Pourquoi vous intéressez vous à Noël du Fail, vieil écrivain du lointain XVIème siècle ?
Bonjour,
Merci de votre question. En effet pourquoi s’attarder sur un personnage d’un temps si éloigné de notre époque ? On peut répondre par une autre interrogation : pourquoi autant d’ouvrages sont ils encore de nos jours écrits sur François Rabelais ?
Certes Rabelais fut médecin et l’auteur universellement connu de Pantagruel et Gargantua. Mais savez vous que du Fail fut lui magistrat, Conseiller au Parlement de Bretagne, auteur d’un traité de jurisprudence qui a fait autorité jusqu’à la Révolution française, et qu’il a écrit trois recueils qui sont à la fois une peinture originale sur les campagnes de son temps et le reflet de ses idées sociales, politiques et religieuses.

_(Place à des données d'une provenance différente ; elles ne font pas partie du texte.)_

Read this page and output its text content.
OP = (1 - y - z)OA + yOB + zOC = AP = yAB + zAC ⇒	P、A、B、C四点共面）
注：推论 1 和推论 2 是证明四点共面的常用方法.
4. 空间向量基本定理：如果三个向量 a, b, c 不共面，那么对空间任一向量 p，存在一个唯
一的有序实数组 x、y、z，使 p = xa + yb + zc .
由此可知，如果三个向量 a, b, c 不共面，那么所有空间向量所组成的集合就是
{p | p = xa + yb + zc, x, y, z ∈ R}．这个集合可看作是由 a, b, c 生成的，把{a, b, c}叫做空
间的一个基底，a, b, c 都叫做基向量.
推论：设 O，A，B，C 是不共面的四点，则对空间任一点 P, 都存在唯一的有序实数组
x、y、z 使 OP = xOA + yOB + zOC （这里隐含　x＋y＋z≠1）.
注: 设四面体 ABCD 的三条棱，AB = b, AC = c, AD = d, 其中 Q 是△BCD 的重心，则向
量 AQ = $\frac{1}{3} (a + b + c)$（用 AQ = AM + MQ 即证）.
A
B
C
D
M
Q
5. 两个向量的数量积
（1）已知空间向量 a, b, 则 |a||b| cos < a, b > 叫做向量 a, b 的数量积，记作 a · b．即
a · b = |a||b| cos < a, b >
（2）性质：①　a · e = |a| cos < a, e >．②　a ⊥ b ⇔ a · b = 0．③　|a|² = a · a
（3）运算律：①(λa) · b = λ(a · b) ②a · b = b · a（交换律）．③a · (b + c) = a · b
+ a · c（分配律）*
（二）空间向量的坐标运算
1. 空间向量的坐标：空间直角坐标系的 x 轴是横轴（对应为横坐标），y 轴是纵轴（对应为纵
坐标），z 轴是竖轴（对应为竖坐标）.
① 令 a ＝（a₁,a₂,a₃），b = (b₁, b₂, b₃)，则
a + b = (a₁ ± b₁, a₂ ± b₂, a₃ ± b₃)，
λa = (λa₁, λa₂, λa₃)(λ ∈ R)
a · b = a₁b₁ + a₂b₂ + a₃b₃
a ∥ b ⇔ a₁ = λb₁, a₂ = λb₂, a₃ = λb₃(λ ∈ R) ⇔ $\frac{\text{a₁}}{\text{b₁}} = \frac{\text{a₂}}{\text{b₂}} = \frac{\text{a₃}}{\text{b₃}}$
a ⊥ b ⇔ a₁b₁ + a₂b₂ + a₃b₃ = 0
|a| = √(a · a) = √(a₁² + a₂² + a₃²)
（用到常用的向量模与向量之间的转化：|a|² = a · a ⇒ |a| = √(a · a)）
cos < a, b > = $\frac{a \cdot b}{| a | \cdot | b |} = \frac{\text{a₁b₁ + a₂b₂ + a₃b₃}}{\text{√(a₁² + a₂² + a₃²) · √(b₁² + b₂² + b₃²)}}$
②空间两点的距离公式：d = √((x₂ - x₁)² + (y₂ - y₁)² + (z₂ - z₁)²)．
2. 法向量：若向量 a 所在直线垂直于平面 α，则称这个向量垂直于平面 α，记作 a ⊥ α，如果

Comme Rabelais, il a double visage. Celui d’un homme sérieux, établi par sa profession et honoré comme tel, et celui d’un original qui tout en riant, évoque les problèmes de son temps et sait porter un regard philosophique sur l’existence. Il sait en conteur joyeux, brosser des tableaux comiques de ces ambivalences entre réalité des choses, orgueil des attitudes et ridicule des gestes, reflétant par là la dualité de sa nature profonde, emprunte tout à la fois de la gravité de ses fonctions juridiques et de la légèreté de sa vision satirique des hommes et du monde.
Bien sûr il n’a pas risqué le bûcher pour hérésie comme son aîné Rabelais, mais inscrit dans son sillage il a porté les idées nouvelles de la Renaissance et de l’humanisme. Et ses aphorismes se révèlent toujours avoir un écho aujourd’hui. Lorsqu’il nous dit « Il n’est rien si injuste qu’un ignorant », ne sommes nous pas devant une question d’actualité ? Les talibans ne sont ils pas à travers leur obscurantisme l’illustration de ce qu’il en a dit ? Dit autrement, la liberté ne sert pas à grand-chose sans éducation… N’y sommes nous pas confronté tous les jours de par les événements du monde ?
Et quand il écrit « Quant la bourse s’estrécit, la conscience s’élargit », n’est ce pas dans notre société en voie d’appauvrissement, tant matériel que spirituel, un jugement pertinent et une bonne philosophie à suivre ? Lorsque l’aisance matérielle vient à manquer, l’introspection
et la réflexion, la prise de distance sur notre quotidien et ses vérités n’est il pas une salutaire et saine démarche ? Et une voie pour guérir…
Du Fail porte tout cela dans ses Oeuvres facétieuses, dont le titre ne doit pas induire en erreur. Il n’est pas qu’un auteur grivois, qu’un bouffon, qu’un plaisantin, comme Rabelais est tout sauf rabelaisien au sens où communément on l’entend. Bien sûr il a aimé faire sourire et sans doute rire franchement. Mais derrière le franc rire gaulois se cache autre chose de plus subtil, de plus profond, qui est la soif de « ça voir ». Comme son maître, Rabelais, il se fait chantre de la Dive bouteille, conseillant à autrui de devenir sage en buvant au tonneau de la Science. Car cette divine bouteille, c’est le gai savoir, la quintessence de la pensée, …et non le tonneau des buveurs bien sûr ! Boire pour savourer le savoir… et apprendre à savoir savourer…
Voilà pourquoi Noël du Fail mérite que l’on s’y attarde. Pourquoi il méritait bien un site. Et pourquoi son nom mérite de s’afficher sans rougir à côté de celui de Rabelais.